American officials spent a lot of time trying to figure out the Chinese decision-making process, senior U.S. diplomats say. The confusion itself is a kind of victory for the Chinese communist system, which sees secrecy and intrigue as part of its armor.

After the U.S. Navy EP-3E surveillance plane collided with a Chinese jet fighter on the morning of April 1, Ambassador Joseph Prueher spent much of the day trying in vain to contact officials of China's defense and foreign ministries, according to U.S. diplomats.

They say the first response came nearly 12 hours later, when Mr. Prueher was allowed to meet with an assistant foreign minister. The ambassador complained publicly that three days after the incident, Chinese leaders still weren't involved in diplomatic contacts.

Complicating matters for Chinese leaders was the issue of reliable information. They have acknowledged that they don't trust what reaches them through their own system. After a schoolhouse explosion in southern China killed dozens of children in March, Prime Minister Zhu Rongji sent his own six-member squad of handpicked agents to find out what really happened.

U.S. officials suggest the Chinese military's account to civilian leaders in the early hours of the crisis that the U.S. plane was to blame for the collision was wrong, possibly on purpose. Washington blames the Chinese pilot, who they say flew dangerously close to the slower, propeller-driven American plane.

James Lilley, a former U.S. ambassador to Beijing in 1989-91, said "reliable people" told him Chinese commanders falsified their report that the Navy pilot veered into the fighter. The Chinese pilot is missing and presumed dead.

"This went to the top, to President Jiang Zemin, who then demands the apology. I think the military put him in a very tough position," Mr. Lilley said Wednesday on PBS's "NewsHour with Jim Lehrer."

Chinese officials said in the first days after the collision that they wanted a prompt settlement, but wouldn't let diplomats see the air crew. That led to speculation that the Americans held on Hainan island in the South China Sea were in the hands of military officials who refused access.

"It does raise questions about how and when the top civilian leaders are able to insert themselves into the decision-making process," said Scott Snyder, an East Asian security analyst at the Asia Foundation in Seoul.

The military added to suspicions that it was blocking a settlement. A report in its own leading newspaper quoted the defense minister, who is an army general, as saying the military wouldn't let Washington "shirk responsibility" for the collision.

"The People's Liberation Army does not agree to it. The Chinese people don't agree to it," the minister was quoted as telling the wife of the Chinese pilot.

The account in the Liberation Army Daily obscured the issue further by saying the minister was acting on the orders of Mr. Jiang.

Mr. Pollack said the delay seen by the Americans may be just the normal working of the Chinese system confronted by an unprecedented shock.

"The fact that this was a process that proved, in American time calculations, protracted doesn't mean there was infighting in Beijing," he said.

But time wasn't on Mr.
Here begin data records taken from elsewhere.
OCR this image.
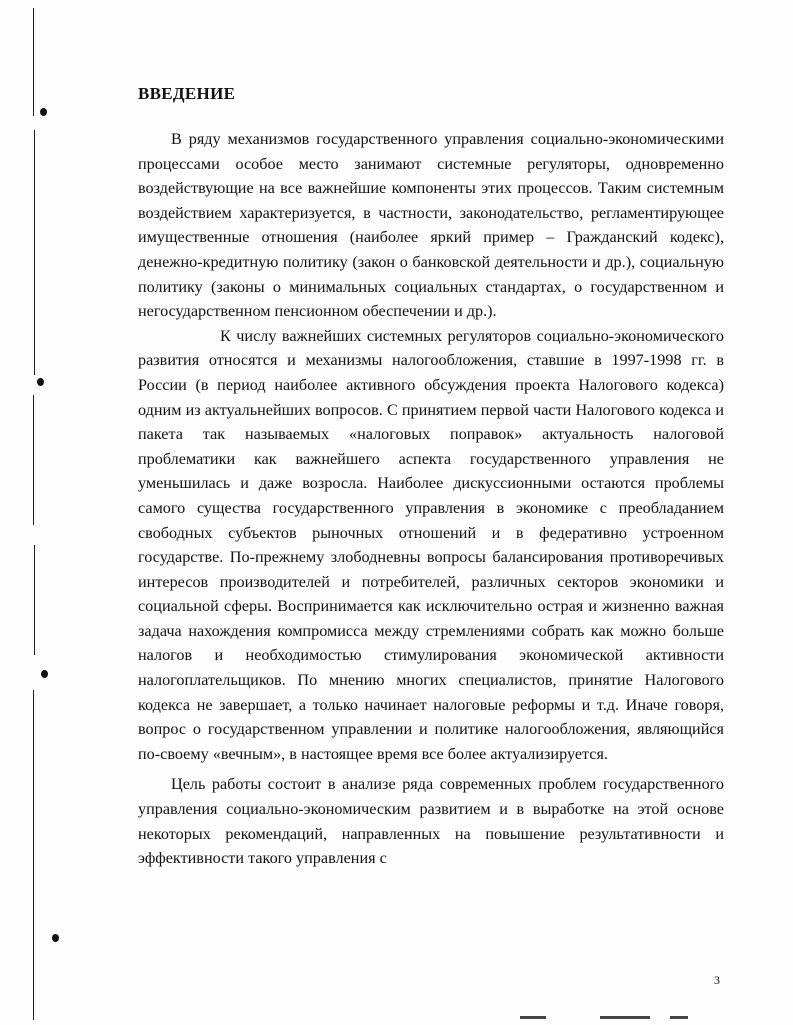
ВВЕДЕНИЕ

В ряду механизмов государственного управления социально-экономическими процессами особое место занимают системные регуляторы, одновременно воздействующие на все важнейшие компоненты этих процессов. Таким системным воздействием характеризуется, в частности, законодательство, регламентирующее имущественные отношения (наиболее яркий пример – Гражданский кодекс), денежно-кредитную политику (закон о банковской деятельности и др.), социальную политику (законы о минимальных социальных стандартах, о государственном и негосударственном пенсионном обеспечении и др.).

К числу важнейших системных регуляторов социально-экономического развития относятся и механизмы налогообложения, ставшие в 1997-1998 гг. в России (в период наиболее активного обсуждения проекта Налогового кодекса) одним из актуальнейших вопросов. С принятием первой части Налогового кодекса и пакета так называемых «налоговых поправок» актуальность налоговой проблематики как важнейшего аспекта государственного управления не уменьшилась и даже возросла. Наиболее дискуссионными остаются проблемы самого существа государственного управления в экономике с преобладанием свободных субъектов рыночных отношений и в федеративно устроенном государстве. По-прежнему злободневны вопросы балансирования противоречивых интересов производителей и потребителей, различных секторов экономики и социальной сферы. Воспринимается как исключительно острая и жизненно важная задача нахождения компромисса между стремлениями собрать как можно больше налогов и необходимостью стимулирования экономической активности налогоплательщиков. По мнению многих специалистов, принятие Налогового кодекса не завершает, а только начинает налоговые реформы и т.д. Иначе говоря, вопрос о государственном управлении и политике налогообложения, являющийся по-своему «вечным», в настоящее время все более актуализируется.

Цель работы состоит в анализе ряда современных проблем государственного управления социально-экономическим развитием и в выработке на этой основе некоторых рекомендаций, направленных на повышение результативности и эффективности такого управления с

3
Jiang's side.

His agenda is more intense than ever, loaded with events that demand attention and energy that Beijing couldn't afford to squander on Cold War-style jousting with Washington.

Beijing is trying to persuade the Bush administration not to sell rival Taiwan the advanced Aegis naval radar system. Its diplomats are fighting a motion to censure China at the U.N. Human Rights Commission in Geneva.

At the same time, China is trying to wrap up talks on joining the World Trade Organization and to land the Olympics for Beijing. A vote is scheduled July 13 on the site of the 2008 Summer Games.

In the midst of the crisis, Mr. Jiang left on a long-scheduled six-nation tour of six Latin American nations. With all of them having votes at the Human Rights Commission, he couldn't cancel.

Throughout his 12-day, six nation visit to Latin America, Mr. Jiang has said little about the diplomatic dispute over the April 1 collision of a U.S. surveillance plane with a Chinese fighter jet. China released the 24 crew members of the jet on Thursday, but the two countries are still trading blame ahead of talks this week to deal with repercussions of the crisis.

And personally, Mr. Jiang is under pressure to focus on preparing for China's annual leadership meeting this summer, and then a party congress next year that will start the process of choosing his successor.